7 thoughts on “September Song”

  1. If you ever decide to stop posting (and I hope you don’t), perhaps turn this legendary blog of yours into an online archive/museum of a decade+ worth of women interacting with opera. There’d be so much: audience reception, fan cultures, art criticism, changing what John Berger called the ‘ways of seeing’ and listening… And then travel coordination, RL friendships, and on and on. And for a lot of us lez and bi women and lez-friendly straighties AL/QL was an introductory portal into a world of wonders we knew only a little about. Come to think of it–maybe there’s a book here for you to write, if sociology, history of technology and history of art and reception are your shtick. Ideally for general public.

    Liked by 1 person

    1. Thank you for the sentiment! It’s been a rich dozen years so far.

      And ah, a book project… but wouldn’t that be too niche? (I am better at writing for queer ladies (and the occasional gent) than at writing for the general public, even if it is about subset affect cultures in the 2010s blogosphere). But even if there is material, at the moment I am, sadly, lacking the time (as always) and the energy (this is new, I am skirting the burnout edge). I hope to still be the occasional voice, until I can recharge propery. And I am happy that there are so many other voices now, and that opera is much more diverse and open than when I started out.


  2. I found your blog only this past year or so (you know, during plague times), and have been reading through all the entries. I want to thank you and your entire commentariat for proving that my sometime fantasy of an international lesbian opera-going intelligentsia is real. Best wishes for the future, whatever it looks like. Many thanks.

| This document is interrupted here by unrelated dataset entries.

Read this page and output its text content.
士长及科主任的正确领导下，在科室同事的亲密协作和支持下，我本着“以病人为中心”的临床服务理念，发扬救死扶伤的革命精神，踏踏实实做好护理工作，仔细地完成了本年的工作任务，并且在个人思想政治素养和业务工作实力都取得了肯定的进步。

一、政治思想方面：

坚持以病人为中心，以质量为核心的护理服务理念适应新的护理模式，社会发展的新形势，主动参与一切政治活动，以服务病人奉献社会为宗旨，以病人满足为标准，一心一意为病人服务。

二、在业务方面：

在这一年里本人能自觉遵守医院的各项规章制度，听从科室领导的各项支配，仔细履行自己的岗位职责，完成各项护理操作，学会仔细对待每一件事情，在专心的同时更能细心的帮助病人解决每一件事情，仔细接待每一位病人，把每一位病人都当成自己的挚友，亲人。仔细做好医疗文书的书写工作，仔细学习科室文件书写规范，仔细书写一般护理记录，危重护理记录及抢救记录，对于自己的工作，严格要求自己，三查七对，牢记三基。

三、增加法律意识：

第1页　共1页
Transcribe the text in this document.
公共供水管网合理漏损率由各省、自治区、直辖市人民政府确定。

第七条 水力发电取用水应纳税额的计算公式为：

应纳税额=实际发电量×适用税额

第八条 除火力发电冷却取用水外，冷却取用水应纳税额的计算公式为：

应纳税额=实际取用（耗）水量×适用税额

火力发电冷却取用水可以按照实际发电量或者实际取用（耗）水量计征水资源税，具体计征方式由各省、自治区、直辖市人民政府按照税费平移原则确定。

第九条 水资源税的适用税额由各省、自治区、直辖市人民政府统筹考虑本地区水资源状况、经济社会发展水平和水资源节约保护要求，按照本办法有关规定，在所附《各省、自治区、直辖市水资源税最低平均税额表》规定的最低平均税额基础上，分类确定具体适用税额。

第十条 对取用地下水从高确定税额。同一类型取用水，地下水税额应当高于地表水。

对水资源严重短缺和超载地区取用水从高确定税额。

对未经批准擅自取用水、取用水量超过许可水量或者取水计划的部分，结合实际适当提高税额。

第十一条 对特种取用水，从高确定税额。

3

    1. — ALL THE ENTRIES? I don’t think anyone has ever even tried that before, myself included. Belated apologies for any cobwebs and things written too late at night with too little editing. Also, usually I am quicker with replying (but, as you said, plague times).
      (but the international lesbian opera crowd is definitely real. Put on a white shirt, join the fun!)


      1. Well, I have fast-scrolled through many of the liveblogs, unless I had some familiarity with the opera. Even so, I have found a world of connection points in the posts and comments… so many singers and productions to look for, so many topics to ponder, the repeated feeling of “ah, it is not just me”. What an education! Thank you all. Getting my white shirt out of mothballs now.